Esperanza gives us her background at first and where she is living and how she got to mango street. Her father is always working and her mother is always at home watching over the kids, she has two younger brothers and one other sister. Esperanza is not very fortunate because she is not popular and it is hard for her to find a friend to tell secrets to. She has her sister but it is not the same due to the fact that her sister is younger than her and cannot cognitively have a conversation with her because she us so young. However, Esperanza is always stuck watching her little sister so she cannot do what her brothers do and play or focus on herself because she is so busy with her little sister.
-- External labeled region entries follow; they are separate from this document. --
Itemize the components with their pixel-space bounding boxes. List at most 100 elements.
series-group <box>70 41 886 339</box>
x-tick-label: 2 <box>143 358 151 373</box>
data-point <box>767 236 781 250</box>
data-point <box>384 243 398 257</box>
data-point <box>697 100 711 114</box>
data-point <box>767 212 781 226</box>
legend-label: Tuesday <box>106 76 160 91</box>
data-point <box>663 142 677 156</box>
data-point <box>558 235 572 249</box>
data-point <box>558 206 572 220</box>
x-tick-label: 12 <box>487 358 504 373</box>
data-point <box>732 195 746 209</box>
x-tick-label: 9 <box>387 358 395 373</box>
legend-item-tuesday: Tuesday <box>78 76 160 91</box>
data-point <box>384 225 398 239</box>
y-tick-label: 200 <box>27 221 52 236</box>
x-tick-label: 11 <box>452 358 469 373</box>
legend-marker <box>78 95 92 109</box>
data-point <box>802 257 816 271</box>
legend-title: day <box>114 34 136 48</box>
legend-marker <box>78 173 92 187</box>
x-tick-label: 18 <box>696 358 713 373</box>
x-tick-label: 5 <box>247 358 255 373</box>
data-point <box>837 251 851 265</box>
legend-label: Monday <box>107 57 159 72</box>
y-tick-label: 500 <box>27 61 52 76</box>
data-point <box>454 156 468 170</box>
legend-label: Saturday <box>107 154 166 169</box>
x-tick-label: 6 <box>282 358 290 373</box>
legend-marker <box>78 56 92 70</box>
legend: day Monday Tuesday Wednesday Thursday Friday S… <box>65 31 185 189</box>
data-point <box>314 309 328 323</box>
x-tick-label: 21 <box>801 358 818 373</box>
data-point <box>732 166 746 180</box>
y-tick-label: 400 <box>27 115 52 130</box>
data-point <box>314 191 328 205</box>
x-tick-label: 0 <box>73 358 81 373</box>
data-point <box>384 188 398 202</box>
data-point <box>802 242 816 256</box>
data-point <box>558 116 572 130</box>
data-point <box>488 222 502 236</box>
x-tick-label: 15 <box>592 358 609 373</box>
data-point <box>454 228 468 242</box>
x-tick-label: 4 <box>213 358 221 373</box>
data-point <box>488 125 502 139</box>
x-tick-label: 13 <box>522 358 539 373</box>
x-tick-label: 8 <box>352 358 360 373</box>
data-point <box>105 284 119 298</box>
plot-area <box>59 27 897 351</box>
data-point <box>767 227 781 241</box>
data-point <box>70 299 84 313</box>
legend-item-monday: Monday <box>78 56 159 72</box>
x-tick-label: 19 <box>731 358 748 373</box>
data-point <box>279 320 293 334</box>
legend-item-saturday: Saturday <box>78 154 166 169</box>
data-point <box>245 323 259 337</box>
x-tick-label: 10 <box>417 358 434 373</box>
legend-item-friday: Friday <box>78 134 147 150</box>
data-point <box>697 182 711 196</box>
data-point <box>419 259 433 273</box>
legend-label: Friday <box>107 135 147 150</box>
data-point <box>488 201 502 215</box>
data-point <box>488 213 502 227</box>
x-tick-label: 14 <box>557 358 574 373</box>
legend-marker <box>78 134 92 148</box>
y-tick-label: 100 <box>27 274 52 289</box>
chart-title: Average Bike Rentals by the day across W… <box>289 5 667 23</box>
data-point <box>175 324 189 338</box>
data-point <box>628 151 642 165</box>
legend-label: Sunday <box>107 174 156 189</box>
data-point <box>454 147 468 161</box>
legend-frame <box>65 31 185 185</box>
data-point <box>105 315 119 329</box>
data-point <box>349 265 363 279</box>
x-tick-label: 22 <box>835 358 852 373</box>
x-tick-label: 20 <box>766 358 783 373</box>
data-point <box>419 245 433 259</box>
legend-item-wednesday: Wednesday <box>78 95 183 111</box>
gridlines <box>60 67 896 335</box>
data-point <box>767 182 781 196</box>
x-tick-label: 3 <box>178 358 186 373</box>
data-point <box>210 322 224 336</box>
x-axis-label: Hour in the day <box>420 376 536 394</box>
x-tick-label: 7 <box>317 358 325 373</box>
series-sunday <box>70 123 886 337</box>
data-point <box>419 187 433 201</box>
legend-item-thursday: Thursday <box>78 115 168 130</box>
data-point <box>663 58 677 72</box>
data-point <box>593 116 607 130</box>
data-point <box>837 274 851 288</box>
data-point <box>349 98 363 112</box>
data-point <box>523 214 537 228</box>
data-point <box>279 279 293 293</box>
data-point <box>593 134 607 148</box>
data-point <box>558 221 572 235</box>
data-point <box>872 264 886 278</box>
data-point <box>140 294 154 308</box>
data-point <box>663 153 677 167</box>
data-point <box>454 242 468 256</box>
Another way her life is different is because of her ethnicity she details how others do not understand her and how she depicted them looking at her and her people from the outside and not understanding their way of life. Esperanza dictates how people vie her and people like her harshly and criticize them for living the way do even though they are trying their best with what they can.

Again we see in “The House on Mango Street” like we did in “The Negro Speaks of Rivers” that minorities struggle to identify themselves and feel the need to overcompensate for their lives and actions to feel better about themselves. This comparison is significant because to different races fear the same things and two different authors writing in different times can still have the same view of their people and America as a whole. Being misunderstood by others and even misunderstanding themselves is something that they have to deal with while trying to identify themselves to their own selves while they are being told what to do by many other people. Although the authors of these two different texts are of different sexes, different races, and writing in different periods the problem remains the same.

As the quote from earlier still reigns true why do darker people suffer more across the world. History is repeating itself over and over maybe it is not the exact same way but if this is the result after decades of minorities living in America it is not a very good one and does not show progress at all. This question is part of a problem that is rooted deep in the heart of America racism that has been embedded in the psyche of Americans but has been hidden and for a big extent subtlety regarded as false or not prevalent. These two texts ring them to live without blatantly shouting it out but by bringing us in the lives of minorities in the past and present and shows America not as the great nation everyone believes it is but one of flaw and not perfect like the humans we are, and although it is not perfect and neither are we we must strive for perfection to make this country the best it can for all people.